Katherine Grainger wins Olympics rowing gold at fourth attempt

Great Britain won its fourth Olympic gold in 24 hours - and sixth in total - as Katherine Grainger and Anna Watkins triumphed in the women's double sculls.
Grainger, 36, was a silver medallist at three previous Games, with the world champions clocking six minutes 55.82 seconds.
"I never had a doubt. With 750m there was only going to be one winner. That is the story of the British medals so far at these Games."
Britain have further opportunities at gold, with the men's team pursuit cycling at 18:12 BST, Victoria Pendleton in the keirin at 18:38 and Rebecca Adlington defending her 800m freestyle title at 19:45.

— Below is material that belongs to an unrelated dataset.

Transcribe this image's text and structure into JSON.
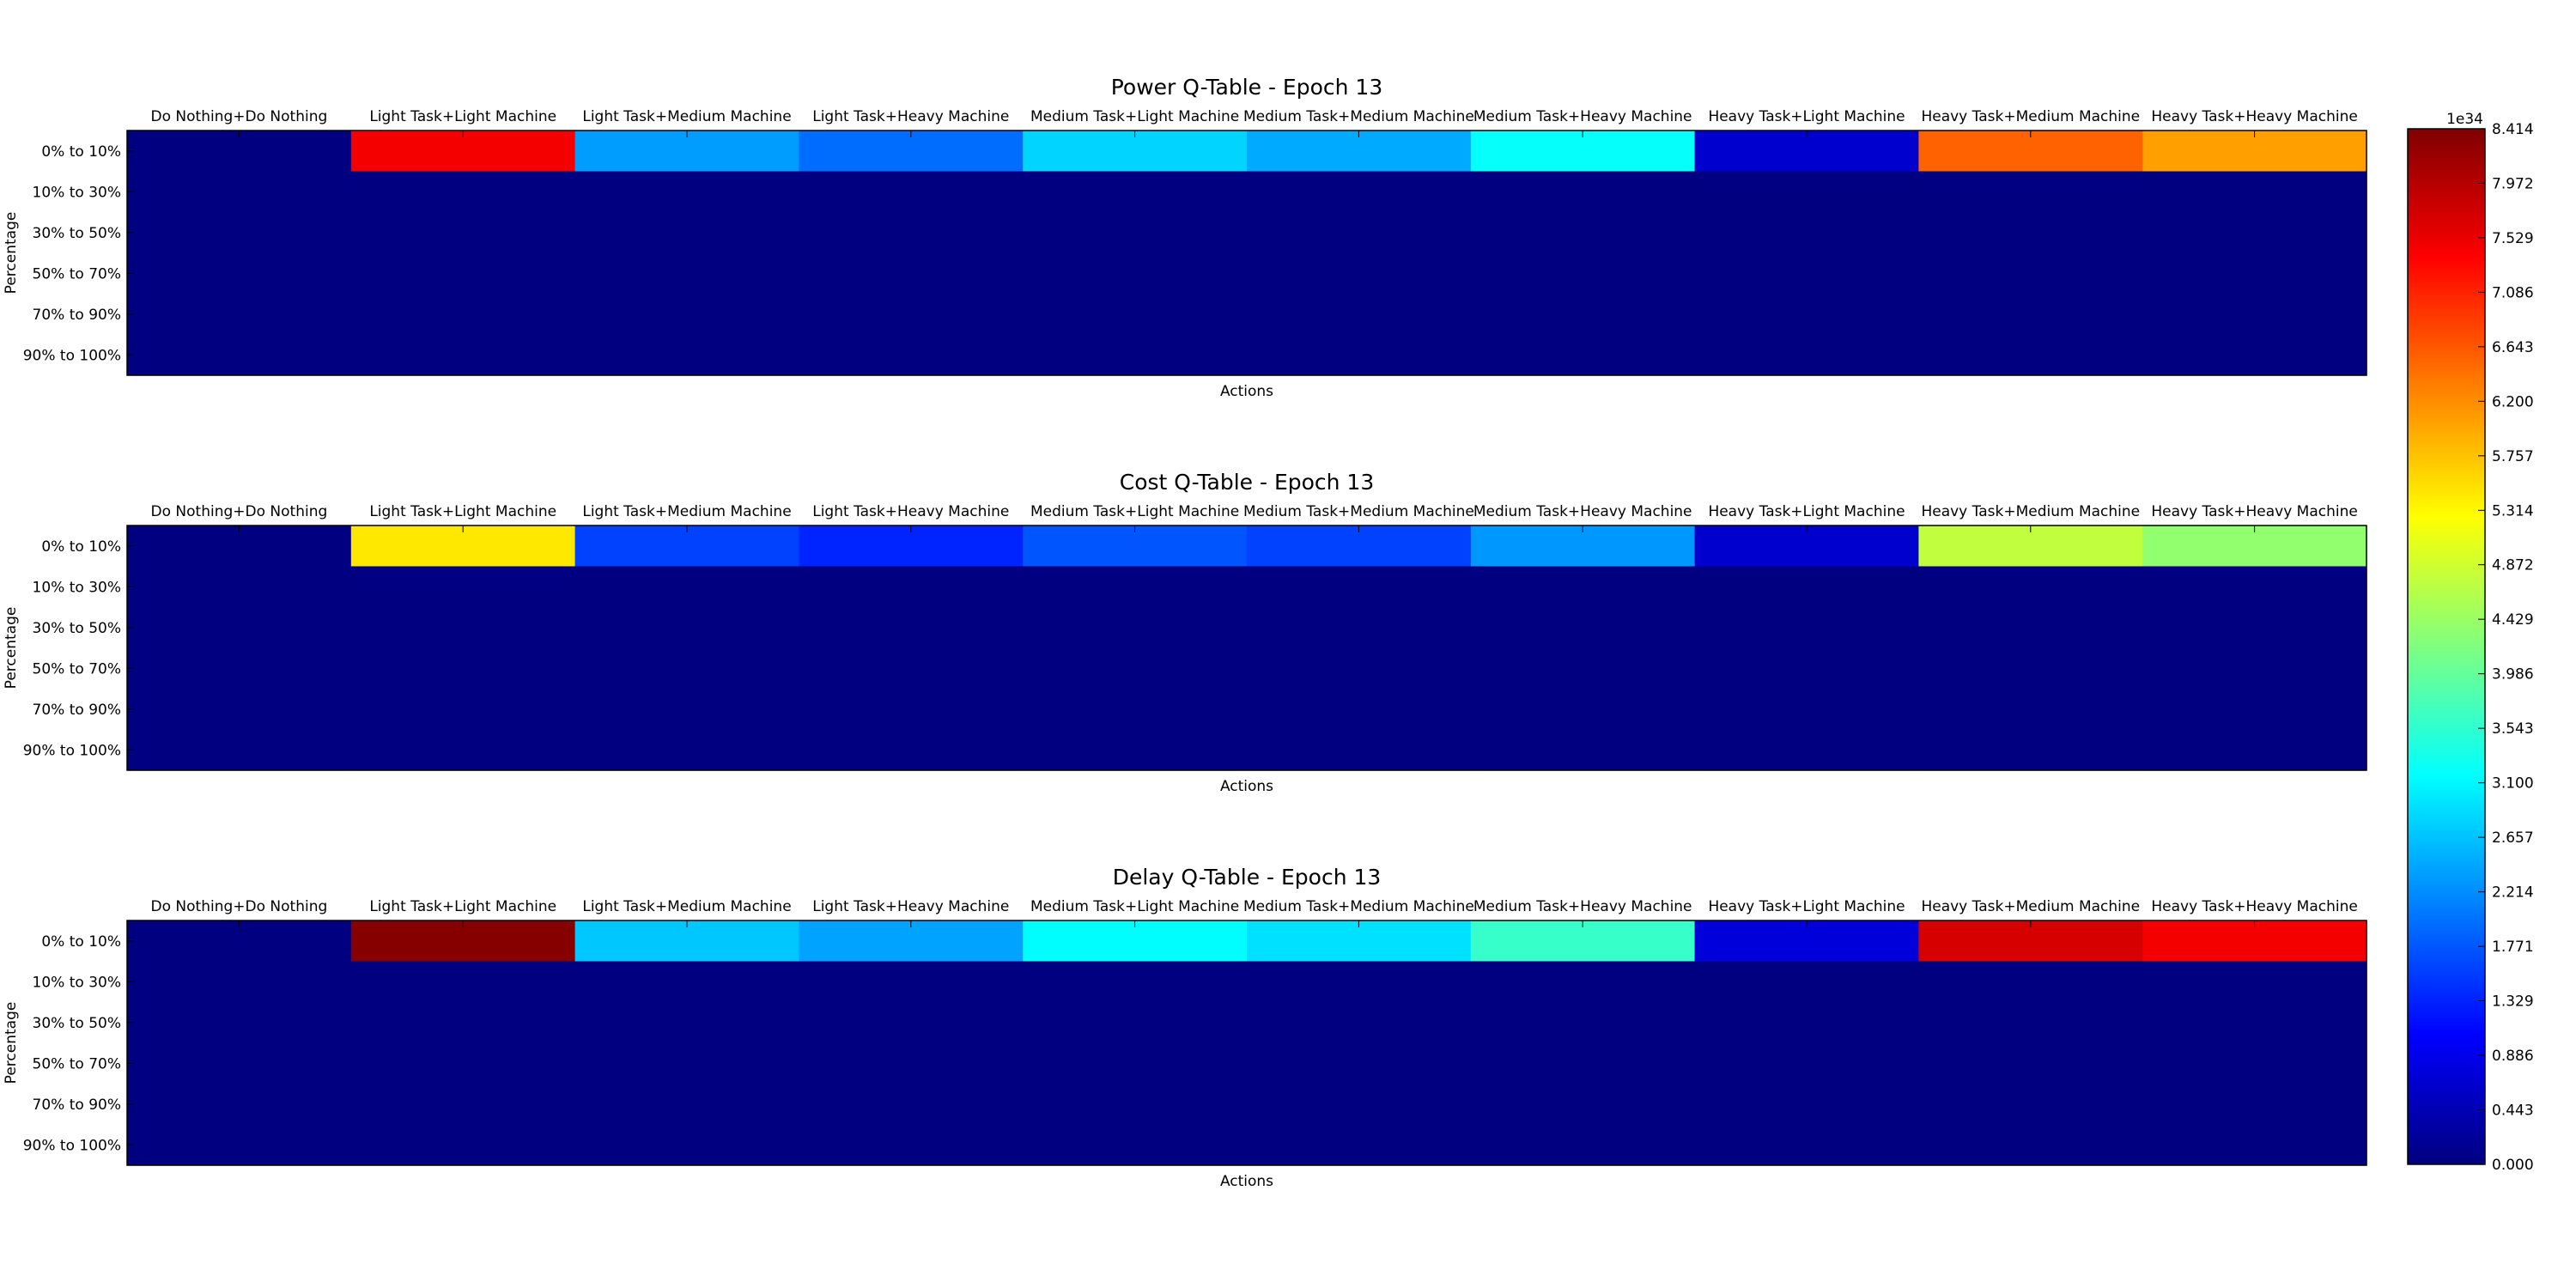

Australia took the silver and Poland the bronze.
The gold came twenty minutes after the men's pair of George Nash and Will Satch won bronze.
Earlier in the morning, Jessica Ennis broke the British record for the 100m hurdles in the opening event of the heptathlon.
Victory brought GB's second rowing success following Heather Stanning and Helen Glover's win in the women's pair on Wednesday.
Watkins and Grainger are now unbeaten in 23 races.
Since they teamed up in 2010, the duo have claimed two World Championship titles, bringing Grainger's total to six world gold medals overall.
The pair were the form crew coming to the Olympic regatta at Eton Dorney, comfortably winning gold in all three World Cups.
Grainger said: "It was worth the wait. Steve Redgrave promised me there would be tears of joy this time and they are. For both of us we knew we had the goods to perform and it was about delivering."
Watkins added: "I can't believe it. I've tried to keep my mind away from this moment. It was just another race but it was the right one."